Eleanor's start was somewhat prompt, to look in the direction of 'Queen
Esther's' figure-head.
"The light is failing—I don't believe you can see it," said Mr. Amos; "not to know it from the clouds. The captain says he shall stand off and on through the night, so as to have daylight to go in. The entrance is narrow. I suppose, if all is well, we shall have a wedding to-morrow?"
Eleanor asked Mrs. Amos somewhat hastily, if what she had brought her was good?
"Delicious!" Mrs. Amos said; and pulling Eleanor's face down to her she gave it a kiss which spoke more things than her mere thanks. She was rewarded with the sight of that crimson veil which spread itself over Eleanor's cheeks, which most people thought it was a pleasure to see.
Eleanor thought she should get little sleep that night; but she was disappointed. She slept long and sweetly on her mattress; and awoke to find it quite day, with fair wind, and the schooner setting her head full on the land which rose up before her fresh and green, yes, and exceeding lovely. Eleanor got up and shook herself out; her companions were still sleeping. She rolled her mattress together and sat down upon it, to watch the approaches to the land. Fresher and fairer and greener every moment it lifted itself to her view; she could hardly bear to look steadily; her head went down for a minute often under the pressure of the thoughts that crowded together. And when she raised it up, the lovely hills of the island, with their novel outline and green luxuriance, were nearer and clearer and higher than they had been a minute before. Now she could discern here and there, she thought, something that must be a dwelling-house; then trees began to detach themselves from the universal mass; she saw smoke rising; and she became aware too, that along the face of the island, fronting the approach of the schooner, was a wall of surf; and a line of breakers that seemed to stretch right and left and to be without an interval in their white continuity. Eleanor did not see how the schooner was going to get in; for the surf did not break evidently on the shore of the island, but on a reef extending around the shore and at some little distance from it. Yet the vessel stood straight on; and the sweet smell of the land began to come with the freshness of the morning air.

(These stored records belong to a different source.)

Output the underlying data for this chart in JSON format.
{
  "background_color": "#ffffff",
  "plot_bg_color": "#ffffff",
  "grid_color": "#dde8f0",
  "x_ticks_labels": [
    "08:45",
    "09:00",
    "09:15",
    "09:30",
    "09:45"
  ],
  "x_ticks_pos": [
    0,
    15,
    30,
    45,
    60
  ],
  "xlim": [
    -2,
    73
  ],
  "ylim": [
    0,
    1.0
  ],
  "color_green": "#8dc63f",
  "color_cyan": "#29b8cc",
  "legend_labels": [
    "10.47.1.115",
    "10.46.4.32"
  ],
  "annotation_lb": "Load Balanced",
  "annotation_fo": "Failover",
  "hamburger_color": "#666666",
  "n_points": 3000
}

"Is this Vuliva before us?" she asked of the skipper whom she found standing near.
"Ay, ay!"
"Where are you going to get in? I see no opening."
"Ay, ay! There is an opening, though."
And soon, looking keenly, Eleanor thought she could discern it. Not until they were almost upon it however; and then it was a place of rough water enough, though the regular fall of the surf was interrupted and there was only a general upheaving and commotion of the waves among themselves. It was nothing very terrific; the tide was in a good state; and presently Eleanor saw that they had passed the barrier, they were in smooth water, and making for an opening in the land immediately opposite which might be either the mouth of a river or an inlet of the sea. They neared it fast, sailed up into it; and there to Eleanor's mortification the skipper dropped anchor and swung to. She saw no settlement. Some few scattered houses were plain enough now to be seen; but nothing even like a village. Tufts of trees waved gracefully; rock and hill and rich-coloured lowland spread out a variety of beauty; where was Vuliva, the station? This might be the island. Where were the people? Could they come no nearer than this?